Delivering government services with DWP Digital

Working with the Department for Work & Pensions on a number of large-scale services focused on the needs of their users.

My role: Senior Interaction Designer (contract)
Design, prototyping, research

2016 to 2020

The Department for Work and Pensions (DWP) is the largest government department in the UK. It’s changing the way it delivers public services. User-centred design is crucial as the department serves some of society’s most vulnerable people.

Along with working on transactional GOV.UK services, I’ve also worked on back-office processes and staff-facing services.

Budgeting Loans

Budgeting Loans are government loans available to people who receive certain benefits.
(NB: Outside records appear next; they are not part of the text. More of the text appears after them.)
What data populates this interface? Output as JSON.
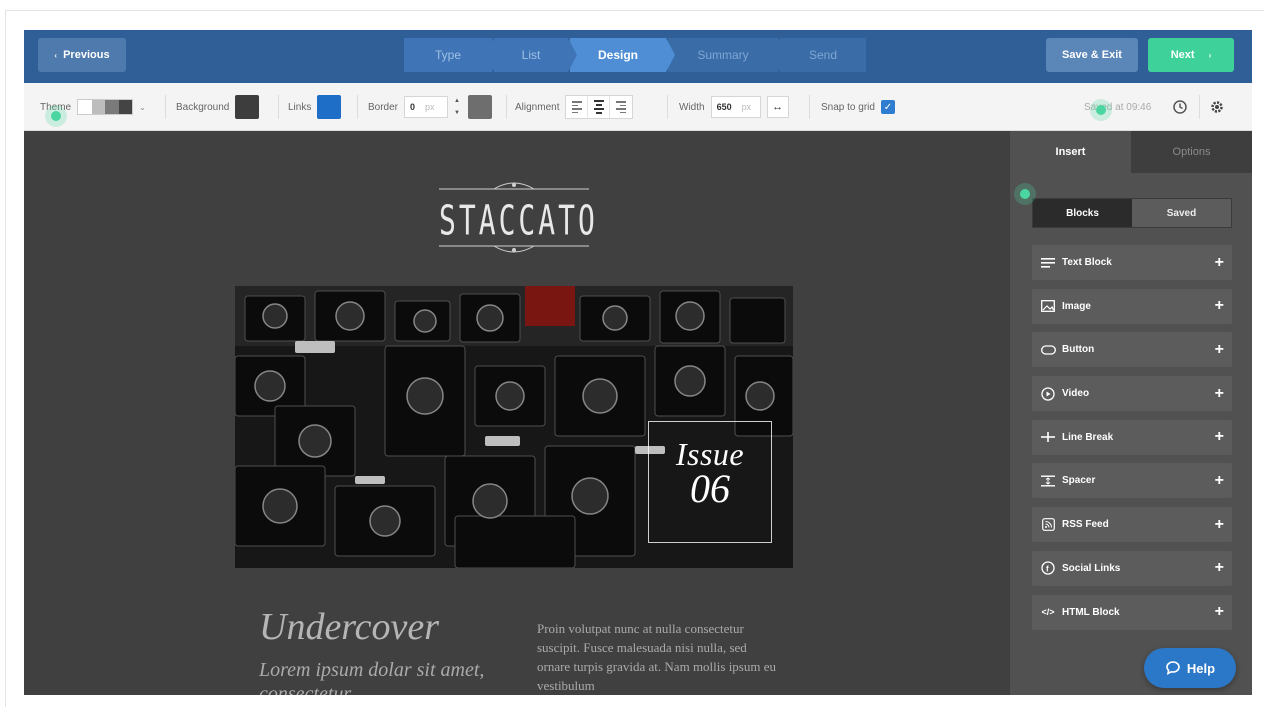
{
  "topbar": {
    "previous_label": "Previous",
    "steps": [
      {
        "label": "Type",
        "state": "done"
      },
      {
        "label": "List",
        "state": "done"
      },
      {
        "label": "Design",
        "state": "active"
      },
      {
        "label": "Summary",
        "state": "upcoming"
      },
      {
        "label": "Send",
        "state": "upcoming"
      }
    ],
    "save_exit_label": "Save & Exit",
    "next_label": "Next"
  },
  "toolbar": {
    "theme_label": "Theme",
    "background_label": "Background",
    "background_color": "#3d3d3d",
    "links_label": "Links",
    "links_color": "#1e6ec8",
    "border_label": "Border",
    "border_value": "0",
    "border_unit": "px",
    "border_color": "#6e6e6e",
    "alignment_label": "Alignment",
    "width_label": "Width",
    "width_value": "650",
    "width_unit": "px",
    "snap_label": "Snap to grid",
    "snap_checked": true,
    "saved_text": "Saved at 09:46"
  },
  "email": {
    "logo_text": "STACCATO",
    "issue_line1": "Issue",
    "issue_line2": "06",
    "headline": "Undercover",
    "subheadline": "Lorem ipsum dolar sit amet, consectetur",
    "body": "Proin volutpat nunc at nulla consectetur suscipit. Fusce malesuada nisi nulla, sed ornare turpis gravida at. Nam mollis ipsum eu vestibulum"
  },
  "panel": {
    "tabs": [
      "Insert",
      "Options"
    ],
    "segments": [
      "Blocks",
      "Saved"
    ],
    "blocks": [
      {
        "label": "Text Block",
        "icon": "text-block-icon"
      },
      {
        "label": "Image",
        "icon": "image-icon"
      },
      {
        "label": "Button",
        "icon": "button-icon"
      },
      {
        "label": "Video",
        "icon": "video-icon"
      },
      {
        "label": "Line Break",
        "icon": "line-break-icon"
      },
      {
        "label": "Spacer",
        "icon": "spacer-icon"
      },
      {
        "label": "RSS Feed",
        "icon": "rss-feed-icon"
      },
      {
        "label": "Social Links",
        "icon": "social-links-icon"
      },
      {
        "label": "HTML Block",
        "icon": "html-block-icon"
      }
    ]
  },
  "help_label": "Help",
  "colors": {
    "topbar": "#2f5f96",
    "accent_green": "#3fd19a",
    "canvas": "#404040",
    "panel": "#515151",
    "help": "#2c78c8"
  }
}
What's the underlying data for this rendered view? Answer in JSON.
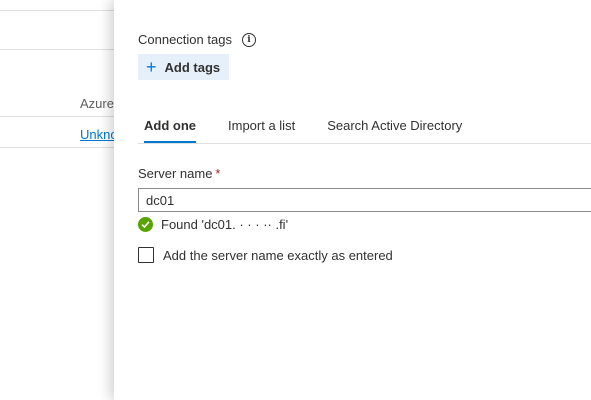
{
  "background": {
    "column_header": "Azure",
    "row_link": "Unkno"
  },
  "panel": {
    "connection_tags_label": "Connection tags",
    "add_tags_label": "Add tags",
    "tabs": [
      {
        "label": "Add one",
        "active": true
      },
      {
        "label": "Import a list",
        "active": false
      },
      {
        "label": "Search Active Directory",
        "active": false
      }
    ],
    "server_name_label": "Server name",
    "required_marker": "*",
    "server_name_value": "dc01",
    "found_message": "Found 'dc01.  ·  ·  ·  ··  .fi'",
    "exact_checkbox_label": "Add the server name exactly as entered",
    "exact_checkbox_checked": false
  },
  "colors": {
    "accent": "#0078d4",
    "success": "#57a300",
    "required": "#a4262c",
    "add_tags_bg": "#e6f0fa"
  },
  "icons": {
    "info": "info-icon",
    "plus": "plus-icon",
    "success": "check-circle-icon"
  }
}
They’re designed as an interest-free alternative to payday lenders. Until recently, applying for a Budgeting Loan relied on a paper-based application process.

I started working with the ‘Apply for a Budgeting Loan’ team soon after the service had moved into its private beta phase. Service teams in government follow an agile process made up of specialist roles including user research, content design, front-end development, software engineering, business analysis, data analysis and security. I was the interaction design lead on the service for 8 months and helped to take it from private beta through to passing its public beta Government Digital Service (GDS) assessment.
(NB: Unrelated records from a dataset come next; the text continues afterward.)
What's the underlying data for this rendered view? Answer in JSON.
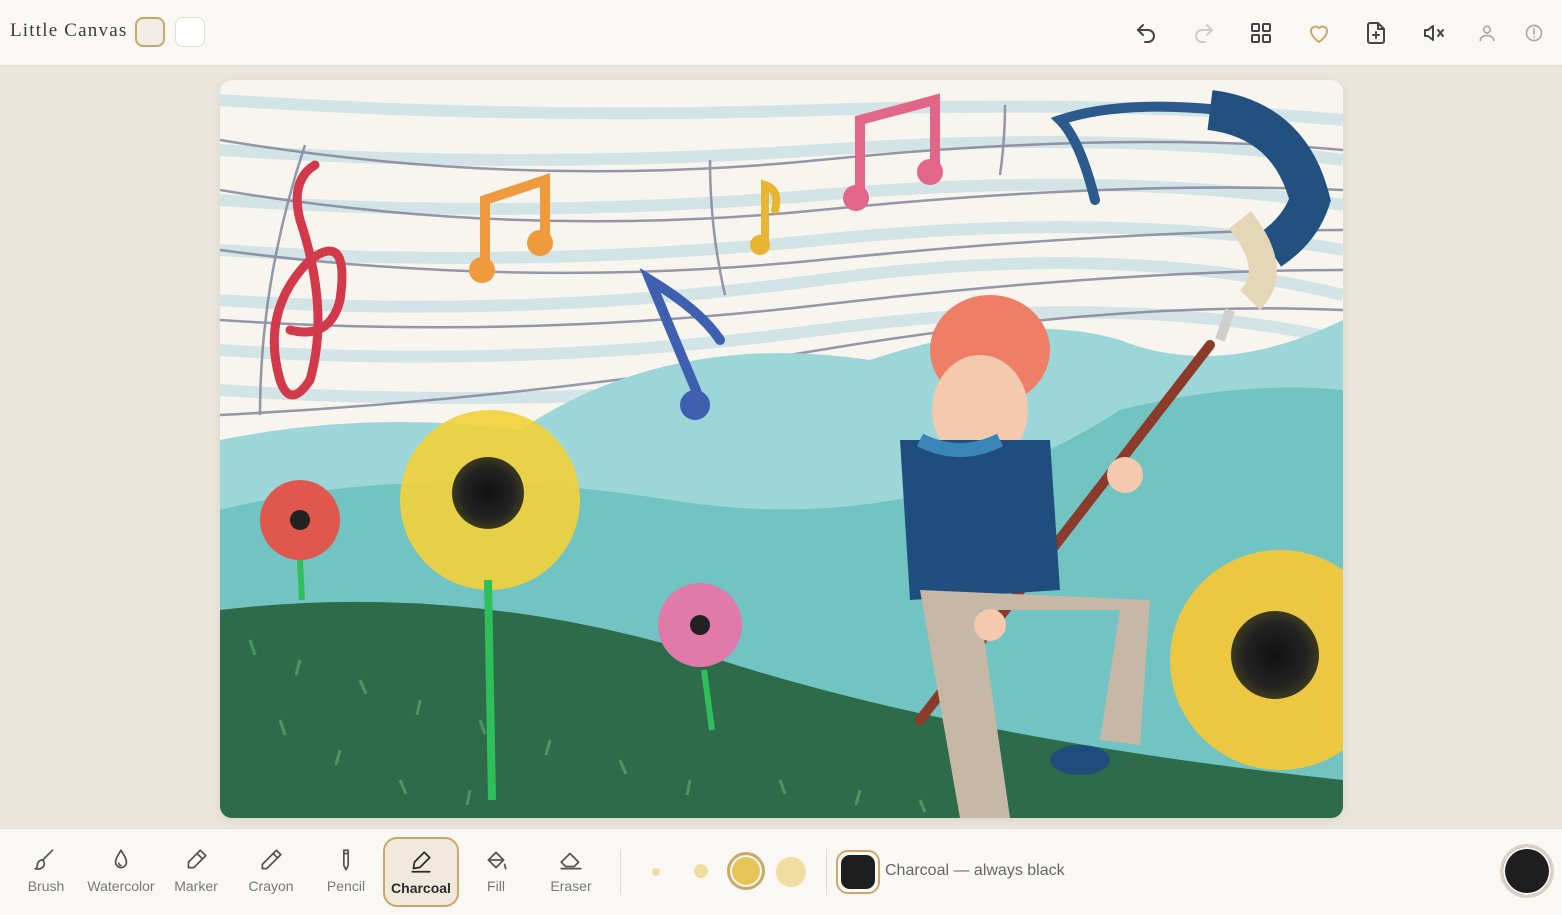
{
  "app": {
    "title": "Little Canvas"
  },
  "topbar": {
    "theme_swatches": [
      "cream-swatch",
      "white-swatch"
    ],
    "icons": [
      {
        "name": "undo-icon",
        "enabled": true
      },
      {
        "name": "redo-icon",
        "enabled": false
      },
      {
        "name": "gallery-grid-icon",
        "enabled": true
      },
      {
        "name": "favorite-heart-icon",
        "enabled": true
      },
      {
        "name": "new-page-icon",
        "enabled": true
      },
      {
        "name": "mute-sound-icon",
        "enabled": true
      },
      {
        "name": "profile-icon",
        "enabled": false
      },
      {
        "name": "info-icon",
        "enabled": false
      }
    ]
  },
  "tools": [
    {
      "id": "brush",
      "label": "Brush",
      "icon": "brush-icon"
    },
    {
      "id": "watercolor",
      "label": "Watercolor",
      "icon": "droplet-icon"
    },
    {
      "id": "marker",
      "label": "Marker",
      "icon": "marker-icon"
    },
    {
      "id": "crayon",
      "label": "Crayon",
      "icon": "crayon-icon"
    },
    {
      "id": "pencil",
      "label": "Pencil",
      "icon": "pencil-icon"
    },
    {
      "id": "charcoal",
      "label": "Charcoal",
      "icon": "charcoal-icon",
      "active": true
    },
    {
      "id": "fill",
      "label": "Fill",
      "icon": "fill-bucket-icon"
    },
    {
      "id": "eraser",
      "label": "Eraser",
      "icon": "eraser-icon"
    }
  ],
  "brush_sizes": {
    "count": 4,
    "selected_index": 2
  },
  "current_color": {
    "hex": "#1e1e1e",
    "hint": "Charcoal — always black"
  },
  "colors": {
    "accent": "#c9a96b",
    "size_dot": "#e6c455",
    "size_dot_light": "#f0dea0"
  }
}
The work I did ranged from high-level user flows and exploration of the full end-to-end service, through to the detail of the individual web page components. I followed a hypothesis-driven methodology; first assumptions were validated to make sure that we were focusing on real problems and then prototypes were produced and tested in user research sessions to see whether the designs were performing as intended. The service was gradually introduced to every jobcentre in the UK. As the number of users increased, we were able to iterate based on data that was captured by the analytics.

Photo of hypothesis board split into two halves: assumptions and hypotheses. The assumptions side is split into three columns: unverfied, verifying and verified. The hypotheses side is split into three columns: hypotheses backlog, prototyping and testing. Zoomed in view of a hypothesis post-it. This reads 'If we add details for what we mean by savings, splitting the current question into 2 parts (savings and property). Then users will enter the savings information correctly. Because some users don’t understand what we mean by savings at the moment.' Zoomed out photo of printed screenshots from the Budgeting Loans service up on a wall.
Hypothesis board and user journey mapping

The Apply for a Budgeting Loan service is now live on GOV.UK and receives thousands of applications each day. We were able to simplify the application process dramatically by eliminating unnecessary questions and have increased user satisfaction by reducing error rates and the time it takes to receive the loan.
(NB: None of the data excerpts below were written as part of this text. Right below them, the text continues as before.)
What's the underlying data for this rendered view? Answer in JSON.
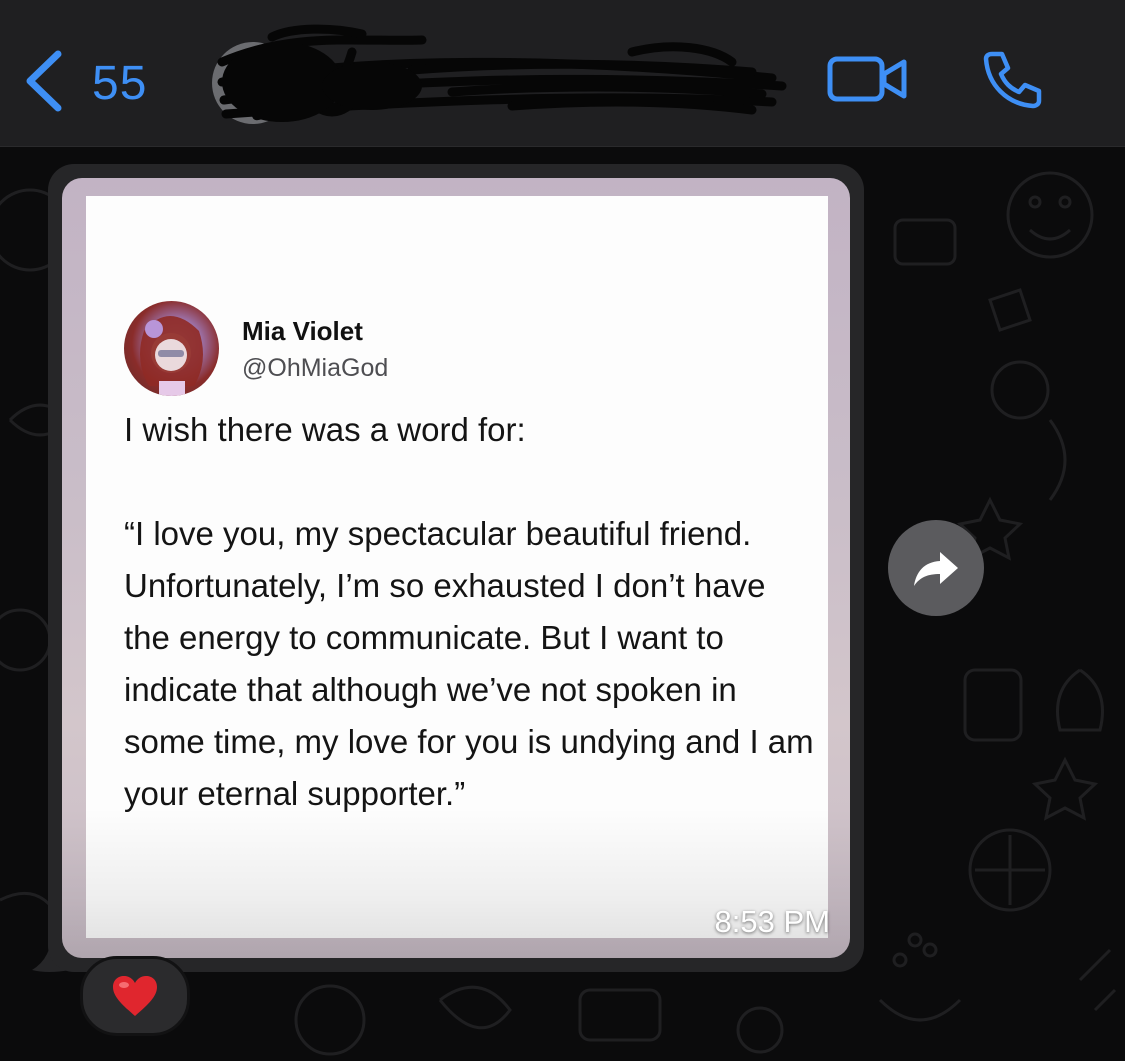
{
  "header": {
    "back_count": "55",
    "contact_name": "",
    "accent_color": "#3e8ff5",
    "icons": [
      "chevron-left-icon",
      "video-camera-icon",
      "phone-icon"
    ]
  },
  "message": {
    "timestamp": "8:53 PM",
    "reaction": "❤️",
    "tweet": {
      "name": "Mia Violet",
      "handle": "@OhMiaGod",
      "body": "I wish there was a word for:\n\n“I love you, my spectacular beautiful friend. Unfortunately, I’m so exhausted I don’t have the energy to communicate. But I want to indicate that although we’ve not spoken in some time, my love for you is undying and I am your eternal supporter.”"
    },
    "forward_icon": "forward-arrow-icon"
  }
}
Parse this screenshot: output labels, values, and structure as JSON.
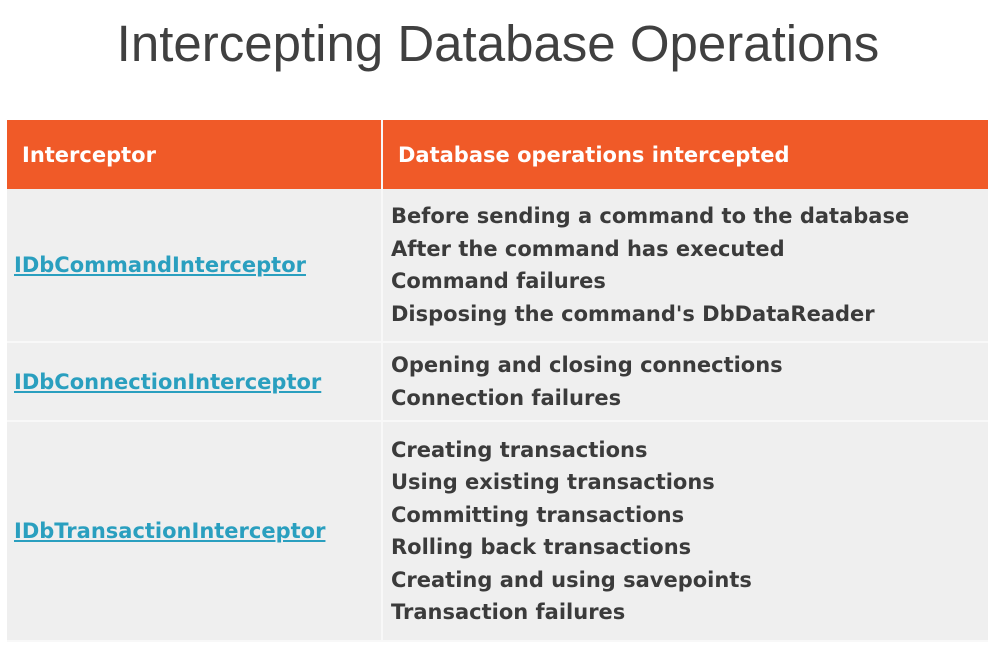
{
  "title": "Intercepting Database Operations",
  "table": {
    "headers": [
      "Interceptor",
      "Database operations intercepted"
    ],
    "rows": [
      {
        "interceptor": "IDbCommandInterceptor",
        "operations": [
          "Before sending a command to the database",
          "After the command has executed",
          "Command failures",
          "Disposing the command's DbDataReader"
        ]
      },
      {
        "interceptor": "IDbConnectionInterceptor",
        "operations": [
          "Opening and closing connections",
          "Connection failures"
        ]
      },
      {
        "interceptor": "IDbTransactionInterceptor",
        "operations": [
          "Creating transactions",
          "Using existing transactions",
          "Committing transactions",
          "Rolling back transactions",
          "Creating and using savepoints",
          "Transaction failures"
        ]
      }
    ]
  },
  "colors": {
    "header_bg": "#f05a28",
    "link": "#2a9fbf",
    "row_bg": "#efefef",
    "text": "#3b3b3b"
  }
}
An early prototype we tested with research participants

Health and disability services

More recently, I spent 18 months focusing on health and disability services with DWP. My work under the department’s health transformation programme has included:

  • discovery research and service mapping to understand the work management needs of third-party healthcare professionals
  • interaction design for tactical COVID-19 service, allowing claimants to apply for Personal Independence Payment from home
  • supporting the Employment and Support Allowance team to meet the government standard (service now live on GOV.UK)
Printed service map. Content not visible.
Giant map of the end-to-end health assessment service from the perspective of citizens and staff (content redacted)

Phil’s strengths lie in blank paper design and creating a different way of looking at things. His motivation and determination to improve a service were key to the success of our service. He took a problem, derived a way to make it better and brought the team along with him whilst doing this. Phil would be an asset to any team.